Jackie Saccoccio

PORTRAIT (INVISIBLE 15)

2018
oil and mica on linen
30 x 24 inches

It seems like a really reactionary, smarmy thing to do. Drips in abstract painting? It’s the thing you shouldn’t do. I don’t like when people lump me in with Abstract Expressionism to the exclusion of other influences — it’s certainly a huge influence, but it seems like drips really became a thing with them. It’s become a trigger point: “Oh, there’s a drip there, it must be Abstract Expressionism.” My drips are almost a mockery of that. – Jackie Saccoccio

Through a range of traditional and unconventional techniques, Jackie Saccoccio continually regenerates the language of abstraction. In Portrait (Invisible 15), a beautifully calibrated web of black drips becomes a compositional device that establishes areas of negative space.

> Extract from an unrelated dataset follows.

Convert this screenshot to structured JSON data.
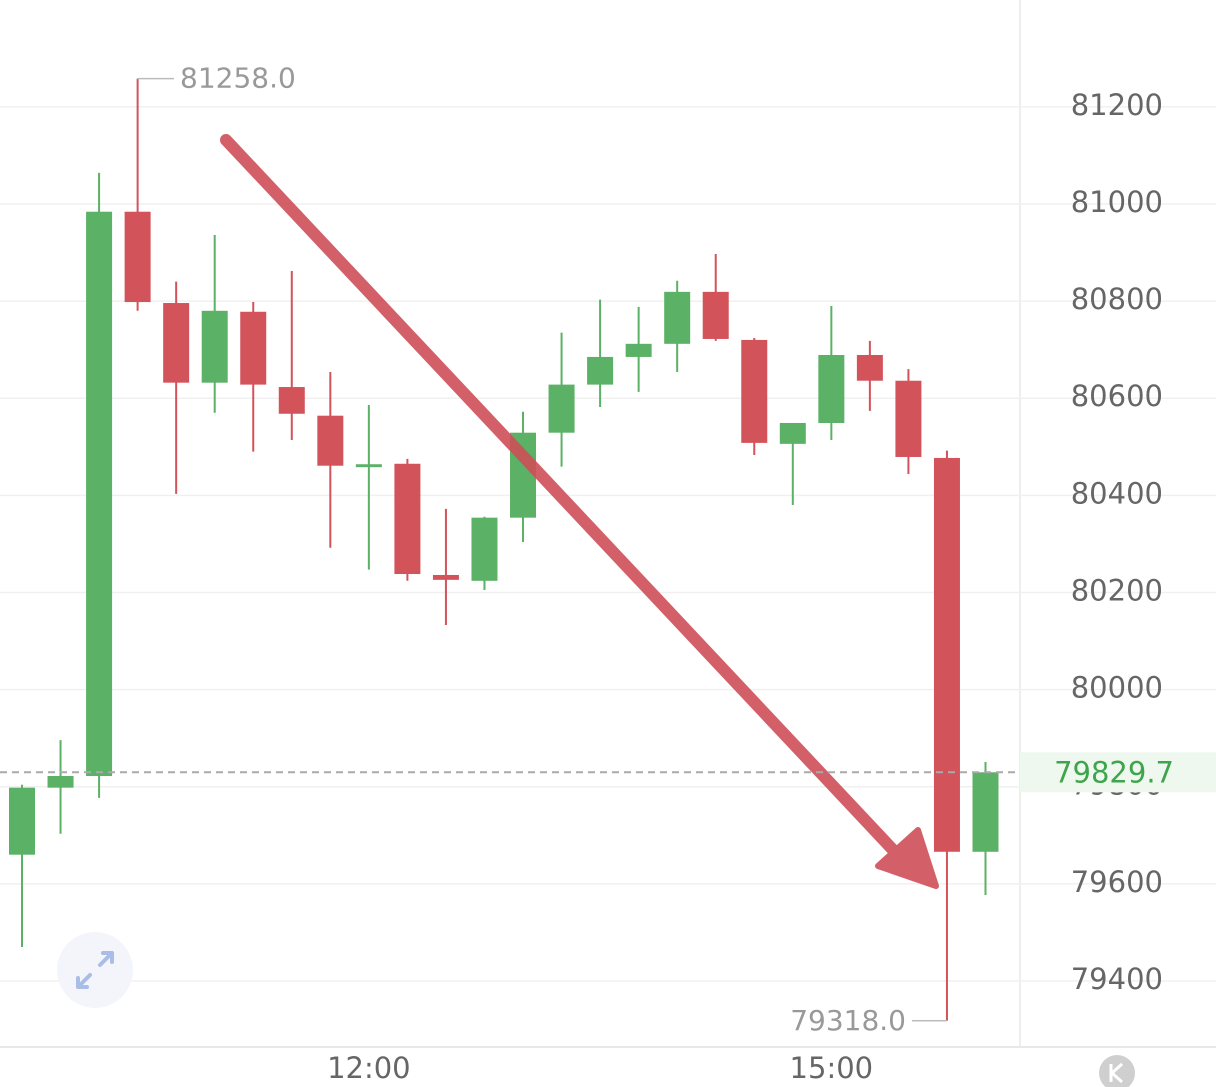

Saccoccio fills in some of these gaps but also breaks out of this organic grid to create a meandering, self-generating field of bright colors. Saccoccio is a past recipient of the American Academy in Rome Prize, a John Simon Guggenheim Foundation Grant, a Monet Foundation Residency in Giverny, and a Fulbright Foundation Grant. Her work is included in the collections of Dallas Museum of Art; MCA, Chicago; and the Metropolitan Museum, New York, among others.